Im a newbie, my names dave 21 and i live in melbourne, australia.

Here are some pics of my Oct 08 Audi MK2 TTS..

Next will see APR tune, Forge Parts, Milltek Exhaust (turbo back), Tint & Stereo 

Cheers,


----------



## jammyd (Oct 11, 2008)

Welcome to the forum 

interesting wheels, would not be my choice, but they make the car stand out


----------



## YELLOW_TT (Feb 25, 2004)

Nice have you thought about getting the grill and rear valance painted gloss black :idea:


----------



## bdzy88 (Apr 7, 2009)

Haha.. yes i know the wheels are a bit different.
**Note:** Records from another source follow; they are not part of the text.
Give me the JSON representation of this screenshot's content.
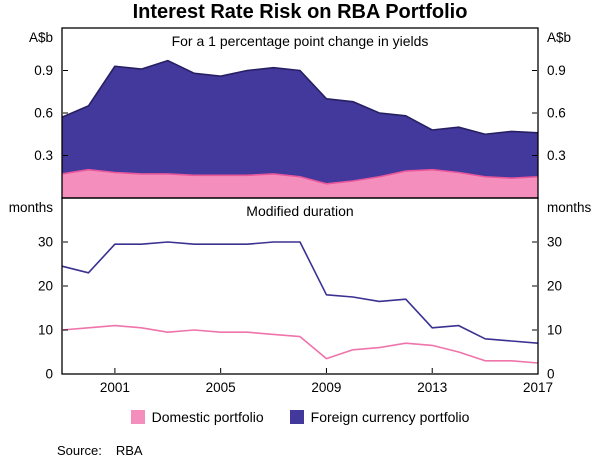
{
  "title": "Interest Rate Risk on RBA Portfolio",
  "legend": {
    "items": [
      {
        "label": "Domestic portfolio",
        "color": "#f48fbd"
      },
      {
        "label": "Foreign currency portfolio",
        "color": "#43389b"
      }
    ]
  },
  "source": {
    "label": "Source:",
    "value": "RBA"
  },
  "chart_data": [
    {
      "type": "area",
      "stacked": true,
      "title": "For a 1 percentage point change in yields",
      "unit_left": "A$b",
      "unit_right": "A$b",
      "x": [
        1999,
        2000,
        2001,
        2002,
        2003,
        2004,
        2005,
        2006,
        2007,
        2008,
        2009,
        2010,
        2011,
        2012,
        2013,
        2014,
        2015,
        2016,
        2017
      ],
      "ylim": [
        0,
        1.2
      ],
      "yticks": [
        0.3,
        0.6,
        0.9
      ],
      "series": [
        {
          "name": "Domestic portfolio",
          "color": "#f48fbd",
          "edge_color": "#e8579b",
          "values": [
            0.17,
            0.2,
            0.18,
            0.17,
            0.17,
            0.16,
            0.16,
            0.16,
            0.17,
            0.15,
            0.1,
            0.12,
            0.15,
            0.19,
            0.2,
            0.18,
            0.15,
            0.14,
            0.15
          ]
        },
        {
          "name": "Foreign currency portfolio",
          "color": "#43389b",
          "edge_color": "#262063",
          "values": [
            0.4,
            0.45,
            0.75,
            0.74,
            0.8,
            0.72,
            0.7,
            0.74,
            0.75,
            0.75,
            0.6,
            0.56,
            0.45,
            0.39,
            0.28,
            0.32,
            0.3,
            0.33,
            0.31
          ]
        }
      ]
    },
    {
      "type": "line",
      "title": "Modified duration",
      "unit_left": "months",
      "unit_right": "months",
      "x": [
        1999,
        2000,
        2001,
        2002,
        2003,
        2004,
        2005,
        2006,
        2007,
        2008,
        2009,
        2010,
        2011,
        2012,
        2013,
        2014,
        2015,
        2016,
        2017
      ],
      "ylim": [
        0,
        40
      ],
      "yticks": [
        0,
        10,
        20,
        30
      ],
      "xticks": [
        2001,
        2005,
        2009,
        2013,
        2017
      ],
      "series": [
        {
          "name": "Domestic portfolio",
          "color": "#ef74ab",
          "values": [
            10,
            10.5,
            11,
            10.5,
            9.5,
            10,
            9.5,
            9.5,
            9,
            8.5,
            3.5,
            5.5,
            6,
            7,
            6.5,
            5,
            3,
            3,
            2.5
          ]
        },
        {
          "name": "Foreign currency portfolio",
          "color": "#3a3191",
          "values": [
            24.5,
            23,
            29.5,
            29.5,
            30,
            29.5,
            29.5,
            29.5,
            30,
            30,
            18,
            17.5,
            16.5,
            17,
            10.5,
            11,
            8,
            7.5,
            7
          ]
        }
      ]
    }
  ]
}
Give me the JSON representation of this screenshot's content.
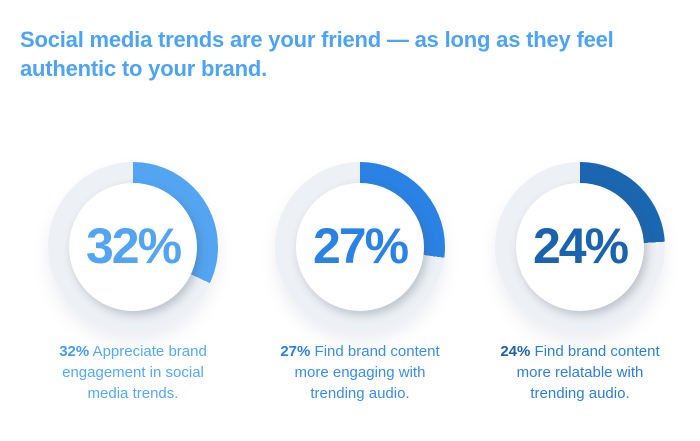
{
  "page": {
    "background": "#ffffff"
  },
  "header": {
    "title_line1": "Social media trends are your friend — as long as they feel",
    "title_line2": "authentic to your brand.",
    "color": "#4da3f5"
  },
  "chart_data": {
    "type": "pie",
    "subtype": "donut-gauge-set",
    "title": "Social media trends are your friend — as long as they feel authentic to your brand.",
    "track_color": "#edf0f4",
    "start_angle_deg": 0,
    "direction": "clockwise",
    "legend_position": "caption-below-each-gauge",
    "gauges": [
      {
        "value": 32,
        "value_label": "32%",
        "caption_bold": "32%",
        "caption_text": " Appreciate brand engagement in social media trends.",
        "arc_color": "#53a5f2",
        "value_color": "#53a5f2",
        "caption_bold_color": "#479cf0",
        "caption_text_color": "#55a8f4"
      },
      {
        "value": 27,
        "value_label": "27%",
        "caption_bold": "27%",
        "caption_text": " Find brand content more engaging with trending audio.",
        "arc_color": "#2a82e4",
        "value_color": "#2a82e4",
        "caption_bold_color": "#2a7fdf",
        "caption_text_color": "#3b8ce9"
      },
      {
        "value": 24,
        "value_label": "24%",
        "caption_bold": "24%",
        "caption_text": " Find brand content more relatable with trending audio.",
        "arc_color": "#1b66b0",
        "value_color": "#1c63ae",
        "caption_bold_color": "#1d61ad",
        "caption_text_color": "#2e7fd1"
      }
    ]
  }
}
Pictures do not do them justice and need to be seen in real life to be appreciated.

I found the originals a little to bland.

As for the valance and front grille, i had thought about the OSIR gloss black however, i am still tossing up between it as these parts will make the TTS look like a normal TT..
*not that theres anything wrong with that but you wouldnt make a M3 look like a 325i*

Thanks for the comments.

Dave


----------



## YELLOW_TT (Feb 25, 2004)

bdzy88 said:


> Haha.. yes i know the wheels are a bit different.
> 
> Pictures do not do them justice and need to be seen in real life to be appreciated.
> 
> ...


Got to be honest I dont like the gray grill/valance on the TTS it just does not go with any thing else on the car IMOP :?


----------



## malstt (Apr 18, 2007)

Welcome , love the wheels. Really suit the car. 8)


----------



## Daniel87 (Apr 13, 2009)

Looks really nice mate!!


----------



## The Marksman (Apr 17, 2009)

bdzy88 said:


> *not that theres anything wrong with that but you wouldnt make a M3 look like a 325i*


No, but I'd love to make one look like a Fiat 500. :wink:


----------



## TT RS (Nov 19, 2005)

Stunning looking car mate!!!!!!!!!!!! [smiley=thumbsup.gif]


----------



## Wallsendmag (Feb 12, 2004)

Welcome to the forum


----------